In Curtis v. Xerox, N.Y.A.D. 3rd Dep’t, ___ N.Y.S.2d ___ (decided October 8, 2009), the claimant alleged that her 33 year employment caused her to develop occupational conditions related to her use of a computer keyboard. The claimant stopped working in July 2005, and thereafter visited the employer’s ‘plant medical department’ receiving treatment. The Workers’ Compensation Law Judge (WCLJ) directed the employer to produce the records of this treatment. The employer failed to do so.

After trial, the WCLJ issued an opinion denying the claimant’s occupational claims. On appeal, the Workers’ Compensation Board ordered the employer to produce the records within two weeks, or be subject to an ‘inference’ at trial that the occupational disease was causally related to the employment.

At trial, the employer produced a lay witness to state that no medical records existed for the claimant.

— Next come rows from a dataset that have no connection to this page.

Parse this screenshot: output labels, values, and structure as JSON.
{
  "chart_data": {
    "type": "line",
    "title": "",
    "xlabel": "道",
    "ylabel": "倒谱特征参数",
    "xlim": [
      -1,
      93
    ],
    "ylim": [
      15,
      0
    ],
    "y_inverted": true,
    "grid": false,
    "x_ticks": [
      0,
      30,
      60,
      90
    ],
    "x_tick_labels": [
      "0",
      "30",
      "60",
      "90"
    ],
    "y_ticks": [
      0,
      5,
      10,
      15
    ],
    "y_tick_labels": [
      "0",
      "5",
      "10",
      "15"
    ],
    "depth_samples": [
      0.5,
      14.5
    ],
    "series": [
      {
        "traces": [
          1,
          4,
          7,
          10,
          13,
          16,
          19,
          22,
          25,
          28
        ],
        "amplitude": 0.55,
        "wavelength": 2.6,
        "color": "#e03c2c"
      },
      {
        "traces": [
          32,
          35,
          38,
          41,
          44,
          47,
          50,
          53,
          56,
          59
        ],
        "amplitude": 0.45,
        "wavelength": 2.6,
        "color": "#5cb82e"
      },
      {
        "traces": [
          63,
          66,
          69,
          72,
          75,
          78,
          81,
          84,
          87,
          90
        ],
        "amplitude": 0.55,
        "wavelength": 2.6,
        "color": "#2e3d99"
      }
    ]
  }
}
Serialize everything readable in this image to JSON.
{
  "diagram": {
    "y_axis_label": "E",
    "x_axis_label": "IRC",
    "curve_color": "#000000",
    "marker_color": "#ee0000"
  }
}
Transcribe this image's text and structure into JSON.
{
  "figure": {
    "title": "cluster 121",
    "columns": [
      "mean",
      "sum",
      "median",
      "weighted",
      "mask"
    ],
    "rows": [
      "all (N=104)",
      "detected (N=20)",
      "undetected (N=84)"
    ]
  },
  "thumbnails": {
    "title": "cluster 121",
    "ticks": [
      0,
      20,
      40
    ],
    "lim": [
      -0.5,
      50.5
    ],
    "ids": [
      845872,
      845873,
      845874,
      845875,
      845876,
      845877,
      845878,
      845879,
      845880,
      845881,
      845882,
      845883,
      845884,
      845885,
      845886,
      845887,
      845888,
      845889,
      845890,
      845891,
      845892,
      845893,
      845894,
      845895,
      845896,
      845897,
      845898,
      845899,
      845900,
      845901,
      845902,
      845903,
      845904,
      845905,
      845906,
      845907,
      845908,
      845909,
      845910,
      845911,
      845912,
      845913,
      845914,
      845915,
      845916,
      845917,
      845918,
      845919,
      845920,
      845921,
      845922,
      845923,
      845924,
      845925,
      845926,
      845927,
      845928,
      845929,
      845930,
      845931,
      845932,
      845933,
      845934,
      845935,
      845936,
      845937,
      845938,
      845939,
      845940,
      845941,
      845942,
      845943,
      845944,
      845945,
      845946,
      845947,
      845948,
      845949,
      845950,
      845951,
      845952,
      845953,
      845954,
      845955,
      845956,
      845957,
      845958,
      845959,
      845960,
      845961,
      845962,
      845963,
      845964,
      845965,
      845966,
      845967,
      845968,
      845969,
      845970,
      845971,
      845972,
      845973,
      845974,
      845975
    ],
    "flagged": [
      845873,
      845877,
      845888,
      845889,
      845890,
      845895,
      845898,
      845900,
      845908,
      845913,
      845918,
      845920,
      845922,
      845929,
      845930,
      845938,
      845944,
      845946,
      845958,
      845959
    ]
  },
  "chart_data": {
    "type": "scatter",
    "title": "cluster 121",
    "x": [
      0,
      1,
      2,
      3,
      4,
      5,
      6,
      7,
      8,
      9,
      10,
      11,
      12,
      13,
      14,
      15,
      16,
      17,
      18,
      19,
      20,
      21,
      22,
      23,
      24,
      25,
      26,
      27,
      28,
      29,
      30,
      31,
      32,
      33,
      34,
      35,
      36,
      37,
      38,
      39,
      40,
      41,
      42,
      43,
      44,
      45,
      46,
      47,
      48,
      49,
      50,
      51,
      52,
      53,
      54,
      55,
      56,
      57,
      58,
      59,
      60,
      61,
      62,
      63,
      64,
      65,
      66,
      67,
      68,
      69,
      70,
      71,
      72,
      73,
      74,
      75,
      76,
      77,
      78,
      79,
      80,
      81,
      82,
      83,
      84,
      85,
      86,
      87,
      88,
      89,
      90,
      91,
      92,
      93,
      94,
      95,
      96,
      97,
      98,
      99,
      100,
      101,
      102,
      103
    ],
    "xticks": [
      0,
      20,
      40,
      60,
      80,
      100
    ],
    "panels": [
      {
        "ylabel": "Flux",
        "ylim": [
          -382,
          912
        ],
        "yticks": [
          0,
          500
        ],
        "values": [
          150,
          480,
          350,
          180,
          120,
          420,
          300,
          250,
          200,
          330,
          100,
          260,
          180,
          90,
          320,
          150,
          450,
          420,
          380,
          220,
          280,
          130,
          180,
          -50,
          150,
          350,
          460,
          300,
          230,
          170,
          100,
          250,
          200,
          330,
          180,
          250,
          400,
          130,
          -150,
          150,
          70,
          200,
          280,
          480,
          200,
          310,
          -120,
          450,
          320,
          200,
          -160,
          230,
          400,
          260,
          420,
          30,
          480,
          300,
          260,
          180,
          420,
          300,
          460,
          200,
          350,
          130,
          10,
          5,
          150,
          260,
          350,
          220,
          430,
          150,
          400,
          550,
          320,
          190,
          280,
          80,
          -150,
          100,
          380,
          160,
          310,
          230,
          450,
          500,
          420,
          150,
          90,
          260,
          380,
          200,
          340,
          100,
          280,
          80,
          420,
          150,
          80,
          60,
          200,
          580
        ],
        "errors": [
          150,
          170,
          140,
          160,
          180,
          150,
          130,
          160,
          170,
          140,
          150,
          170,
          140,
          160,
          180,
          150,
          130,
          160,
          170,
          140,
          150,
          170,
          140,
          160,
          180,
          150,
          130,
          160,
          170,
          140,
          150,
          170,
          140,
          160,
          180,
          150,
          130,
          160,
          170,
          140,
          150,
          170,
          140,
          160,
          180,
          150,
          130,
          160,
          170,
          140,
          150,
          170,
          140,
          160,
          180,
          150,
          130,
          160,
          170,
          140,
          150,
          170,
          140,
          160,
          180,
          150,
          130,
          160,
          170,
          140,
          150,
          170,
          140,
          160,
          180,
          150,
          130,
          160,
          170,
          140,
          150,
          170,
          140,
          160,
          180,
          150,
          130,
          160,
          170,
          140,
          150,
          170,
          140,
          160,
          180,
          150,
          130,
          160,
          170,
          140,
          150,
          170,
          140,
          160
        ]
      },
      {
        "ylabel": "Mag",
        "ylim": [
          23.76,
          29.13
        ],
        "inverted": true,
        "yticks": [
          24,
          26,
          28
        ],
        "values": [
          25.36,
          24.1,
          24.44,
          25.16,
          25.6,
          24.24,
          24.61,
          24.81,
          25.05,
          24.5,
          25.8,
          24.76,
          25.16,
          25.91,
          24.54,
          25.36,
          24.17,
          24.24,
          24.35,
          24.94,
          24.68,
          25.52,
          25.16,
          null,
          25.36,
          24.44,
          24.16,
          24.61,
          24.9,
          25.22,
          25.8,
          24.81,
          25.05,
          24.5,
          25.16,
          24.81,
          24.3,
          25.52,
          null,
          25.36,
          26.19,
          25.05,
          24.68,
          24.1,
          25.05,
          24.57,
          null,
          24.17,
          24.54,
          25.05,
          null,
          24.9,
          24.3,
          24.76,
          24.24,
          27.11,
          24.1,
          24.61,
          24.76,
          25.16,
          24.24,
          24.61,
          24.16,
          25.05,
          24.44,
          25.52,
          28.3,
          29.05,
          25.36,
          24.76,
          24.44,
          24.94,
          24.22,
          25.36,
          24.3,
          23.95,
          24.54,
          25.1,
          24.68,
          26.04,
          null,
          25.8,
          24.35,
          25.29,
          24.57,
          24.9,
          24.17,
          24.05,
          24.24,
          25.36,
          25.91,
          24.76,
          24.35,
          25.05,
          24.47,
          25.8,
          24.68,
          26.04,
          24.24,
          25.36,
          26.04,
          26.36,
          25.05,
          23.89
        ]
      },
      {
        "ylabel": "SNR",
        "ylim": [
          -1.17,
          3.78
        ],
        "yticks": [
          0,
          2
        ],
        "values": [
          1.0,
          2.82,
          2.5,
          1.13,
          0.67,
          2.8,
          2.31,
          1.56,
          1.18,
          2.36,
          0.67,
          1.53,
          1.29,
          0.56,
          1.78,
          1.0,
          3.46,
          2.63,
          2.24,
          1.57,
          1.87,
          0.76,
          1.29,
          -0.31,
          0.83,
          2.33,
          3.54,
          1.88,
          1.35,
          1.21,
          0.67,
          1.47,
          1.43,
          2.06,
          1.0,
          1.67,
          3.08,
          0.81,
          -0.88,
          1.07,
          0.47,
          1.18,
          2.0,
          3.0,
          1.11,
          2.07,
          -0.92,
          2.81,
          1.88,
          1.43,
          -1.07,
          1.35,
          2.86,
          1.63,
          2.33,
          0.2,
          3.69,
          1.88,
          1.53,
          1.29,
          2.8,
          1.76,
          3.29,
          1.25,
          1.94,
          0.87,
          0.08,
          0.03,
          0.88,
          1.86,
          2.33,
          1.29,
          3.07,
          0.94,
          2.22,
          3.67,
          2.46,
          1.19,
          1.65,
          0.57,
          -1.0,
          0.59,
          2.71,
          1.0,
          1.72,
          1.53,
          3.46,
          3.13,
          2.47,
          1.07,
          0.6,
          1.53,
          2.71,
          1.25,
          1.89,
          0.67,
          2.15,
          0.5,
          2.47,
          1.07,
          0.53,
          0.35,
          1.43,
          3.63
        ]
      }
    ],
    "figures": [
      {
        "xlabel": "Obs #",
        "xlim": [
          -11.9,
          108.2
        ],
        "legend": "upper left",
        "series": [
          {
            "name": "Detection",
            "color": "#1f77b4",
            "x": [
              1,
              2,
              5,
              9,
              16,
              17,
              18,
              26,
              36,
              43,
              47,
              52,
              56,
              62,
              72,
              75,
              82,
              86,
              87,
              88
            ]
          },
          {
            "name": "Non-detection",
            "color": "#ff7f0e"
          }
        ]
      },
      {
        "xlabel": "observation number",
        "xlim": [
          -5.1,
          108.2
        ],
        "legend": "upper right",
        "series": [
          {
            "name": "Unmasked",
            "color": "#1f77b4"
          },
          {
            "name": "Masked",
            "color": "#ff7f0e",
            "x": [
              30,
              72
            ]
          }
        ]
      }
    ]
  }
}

Once again, after trial, the WCLJ dismissed the case, stating that there was insufficient proofs to establish the occupational claims.

Once again, the trial decision was reversed by the WCB, who found that “testimony regarding the non-existence of records” was improper. The WCB found the occupational claims “causally related” to the employment.

The employer appealed.

On appeal, the Appellate Division agreed with the employer, that testimony that “there were no records” should not have been precluded. However, the Appellate Division stated that the decision of the WCB was ‘supported by substantial credible evidence’ and they affirmed the award of compensation. The Appellate judges went on to state that WCLJ ‘abused his discretion’ by allowing the employer multiple adjournments to locate the medical records/testimony requested by the Judge.